As expected, the precious metals markets continue to consolidate after a near vertical move earlier this year, including new highs for gold in August. Silver has risen over 100% in that same period. The consolidation is a normal, corrective, and necessary part of any trend to resume its primary move—which, in the case of precious metals, is UP.
Once this consolidating move is over, a move back above $2,000/oz for gold is expected with an anticipated move to fresh new highs in the $2,250–$2,500/oz area. This would also coincide with a move in silver to the north of $32/oz, with $35+/oz being a real possibility.
These price levels will prevail eventually. How do we know this? The relentless money printing (stimulus) trend—and the ensuing dollar depreciation (i.e., inflation)—ensures hard money will increase in value versus fiat Federal Reserve notes. It’s really not rocket science, and you don’t need an economics degree to figure this out: more money printing = more debt = a less valuable US dollar.

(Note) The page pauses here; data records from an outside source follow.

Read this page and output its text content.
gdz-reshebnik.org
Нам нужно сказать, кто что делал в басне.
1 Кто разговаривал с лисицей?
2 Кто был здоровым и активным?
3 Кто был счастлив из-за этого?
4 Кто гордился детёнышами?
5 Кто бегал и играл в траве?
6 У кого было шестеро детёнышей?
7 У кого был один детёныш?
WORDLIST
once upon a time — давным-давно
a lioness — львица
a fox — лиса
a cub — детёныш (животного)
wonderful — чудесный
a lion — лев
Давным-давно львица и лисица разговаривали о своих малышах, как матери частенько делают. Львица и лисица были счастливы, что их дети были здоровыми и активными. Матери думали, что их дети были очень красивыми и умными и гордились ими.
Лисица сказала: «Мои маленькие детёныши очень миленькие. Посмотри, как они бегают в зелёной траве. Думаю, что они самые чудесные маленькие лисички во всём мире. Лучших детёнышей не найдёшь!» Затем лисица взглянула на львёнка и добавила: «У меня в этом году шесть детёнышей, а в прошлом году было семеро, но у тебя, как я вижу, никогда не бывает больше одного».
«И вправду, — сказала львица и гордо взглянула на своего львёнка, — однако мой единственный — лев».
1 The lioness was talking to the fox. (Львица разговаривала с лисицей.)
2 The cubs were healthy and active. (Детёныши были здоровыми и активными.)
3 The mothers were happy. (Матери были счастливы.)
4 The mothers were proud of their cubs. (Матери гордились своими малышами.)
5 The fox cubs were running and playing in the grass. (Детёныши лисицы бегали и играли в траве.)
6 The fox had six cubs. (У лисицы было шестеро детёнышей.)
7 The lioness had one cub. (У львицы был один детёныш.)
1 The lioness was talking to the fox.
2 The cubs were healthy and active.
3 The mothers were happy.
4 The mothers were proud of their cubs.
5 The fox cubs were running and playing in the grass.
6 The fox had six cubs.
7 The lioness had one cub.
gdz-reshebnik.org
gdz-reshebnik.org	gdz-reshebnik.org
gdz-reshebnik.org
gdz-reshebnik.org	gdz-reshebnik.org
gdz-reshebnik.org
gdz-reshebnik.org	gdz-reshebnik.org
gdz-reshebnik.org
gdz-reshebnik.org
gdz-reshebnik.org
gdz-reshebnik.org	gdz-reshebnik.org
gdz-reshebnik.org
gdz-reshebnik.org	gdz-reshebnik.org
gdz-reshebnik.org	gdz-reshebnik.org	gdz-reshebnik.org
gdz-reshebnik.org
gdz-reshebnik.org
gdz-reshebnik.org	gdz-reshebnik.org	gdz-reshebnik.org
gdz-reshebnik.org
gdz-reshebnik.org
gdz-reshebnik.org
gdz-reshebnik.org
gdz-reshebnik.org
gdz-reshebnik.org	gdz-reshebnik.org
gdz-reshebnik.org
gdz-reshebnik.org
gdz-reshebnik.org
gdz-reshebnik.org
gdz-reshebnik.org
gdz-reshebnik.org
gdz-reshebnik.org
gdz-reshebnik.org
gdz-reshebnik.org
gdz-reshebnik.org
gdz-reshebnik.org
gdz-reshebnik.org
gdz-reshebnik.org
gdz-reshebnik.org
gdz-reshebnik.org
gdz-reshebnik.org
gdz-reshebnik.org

The Fed welcomes higher inflation
As noted in our article “Hello Inflation, My Old Friend,” inflation rates may be about to accelerate as the Fed now openly embraces inflation and aims for an “average” of 2%. According to our central bankers, this requires pushing inflation above 2%—overshooting for an “unspecified” period of time. Hmm, “unspecified period of time”? Really?

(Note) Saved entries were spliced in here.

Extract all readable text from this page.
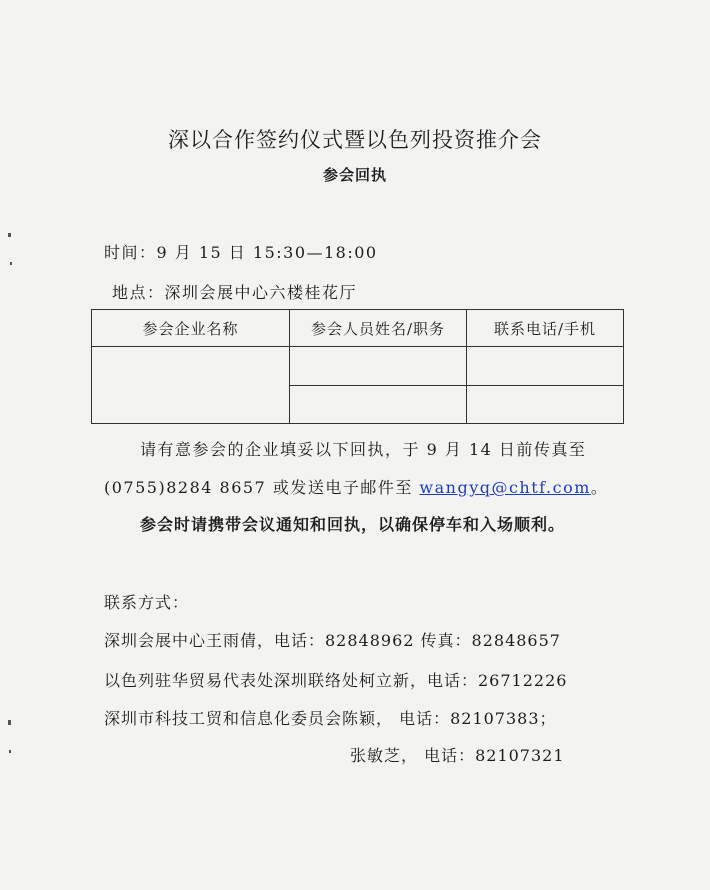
深以合作签约仪式暨以色列投资推介会
参会回执
时间：9 月 15 日 15:30—18:00
地点：深圳会展中心六楼桂花厅
参会企业名称	参会人员姓名/职务	联系电话/手机

请有意参会的企业填妥以下回执，于 9 月 14 日前传真至
(0755)8284 8657 或发送电子邮件至 wangyq@chtf.com。
参会时请携带会议通知和回执，以确保停车和入场顺利。
联系方式：
深圳会展中心王雨倩，电话：82848962 传真：82848657
以色列驻华贸易代表处深圳联络处柯立新，电话：26712226
深圳市科技工贸和信息化委员会陈颖， 电话：82107383；
张敏芝， 电话：82107321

Who is harmed by this approach? Anyone holding dollar-denominated assets like US Treasuries and bonds or receiving a fixed income from annuities, pensions, and Social Security. Even an inflation rate of 2% per year means our purchasing power will be halved within a few decades. But we don’t think inflation will stop at 2%, and we are not alone. If legendary investor Stanley Druckenmiller is right, we will be facing devastating inflation.
China’s new threat to US Treasuries
It’s no surprise that holders of US Treasuries are becoming very concerned, as they should, about the prospects of losing their purchasing power. These days, you would have to be pretty naive to hold US Treasuries when your yield is close to zero and your underlying asset is being debased.

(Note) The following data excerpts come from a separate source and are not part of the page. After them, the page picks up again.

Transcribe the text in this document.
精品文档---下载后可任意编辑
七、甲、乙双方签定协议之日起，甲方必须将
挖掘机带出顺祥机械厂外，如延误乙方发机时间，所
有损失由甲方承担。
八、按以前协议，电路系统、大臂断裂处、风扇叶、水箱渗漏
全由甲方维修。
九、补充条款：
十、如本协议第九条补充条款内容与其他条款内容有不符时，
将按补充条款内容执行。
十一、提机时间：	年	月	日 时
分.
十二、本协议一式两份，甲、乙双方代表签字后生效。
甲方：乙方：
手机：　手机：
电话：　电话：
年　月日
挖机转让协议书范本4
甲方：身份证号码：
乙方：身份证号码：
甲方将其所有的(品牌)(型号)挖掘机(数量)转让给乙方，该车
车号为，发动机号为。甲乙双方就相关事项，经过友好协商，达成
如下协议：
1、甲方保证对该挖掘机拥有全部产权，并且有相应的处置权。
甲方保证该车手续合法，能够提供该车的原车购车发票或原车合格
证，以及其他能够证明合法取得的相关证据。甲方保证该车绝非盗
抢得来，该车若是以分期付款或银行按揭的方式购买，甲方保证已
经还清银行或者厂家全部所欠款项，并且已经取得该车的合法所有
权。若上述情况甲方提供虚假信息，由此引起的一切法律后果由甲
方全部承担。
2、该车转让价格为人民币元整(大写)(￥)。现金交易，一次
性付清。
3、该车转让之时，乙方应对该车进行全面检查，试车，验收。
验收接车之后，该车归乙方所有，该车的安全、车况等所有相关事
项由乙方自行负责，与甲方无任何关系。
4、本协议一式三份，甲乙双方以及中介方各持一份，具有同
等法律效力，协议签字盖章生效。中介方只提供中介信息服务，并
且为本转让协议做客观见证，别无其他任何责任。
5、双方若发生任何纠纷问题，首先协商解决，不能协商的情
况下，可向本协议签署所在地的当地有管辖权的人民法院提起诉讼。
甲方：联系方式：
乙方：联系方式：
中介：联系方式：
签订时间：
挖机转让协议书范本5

In fact, the second-largest holder of US Treasuries—the Chinese government, with over $1 trillion—is now selling them.
After recently selling 20% of their US Treasuries, the National People’s Congress Financial and Economic Affairs Committee announced in September that China would aim to hold $800 billion in US debt “under normal circumstances” but added that “It might sell all of its US bonds in an extreme case, like a military conflict.” Um, is that China’s way of subtly hinting they will weaponize their holdings of US debt by selling it to hurt the dollar?
Ponder this: What happens if other world powers begin dumping their US Treasury holdings and stop accepting US currency in international trade? Answer: The dollar’s current status as the world’s reserve currency and its value (what’s left of it) would completely collapse.
Recently, the dollar’s decline has been slowing. After all, it had its steepest single-month decline in a decade this past July. Nothing goes up or down in a straight line. Hence, precious metals recently consolidated as well.
The Calm Before the Storm
But make no mistake: as our Fed’s money printing continues at full speed, so will the dollar’s decline over time, which means that precious metals prices will continue to rise. Gold as an investment will continue to protect your portfolio, including from the inflation we’ll be seeing in the near future.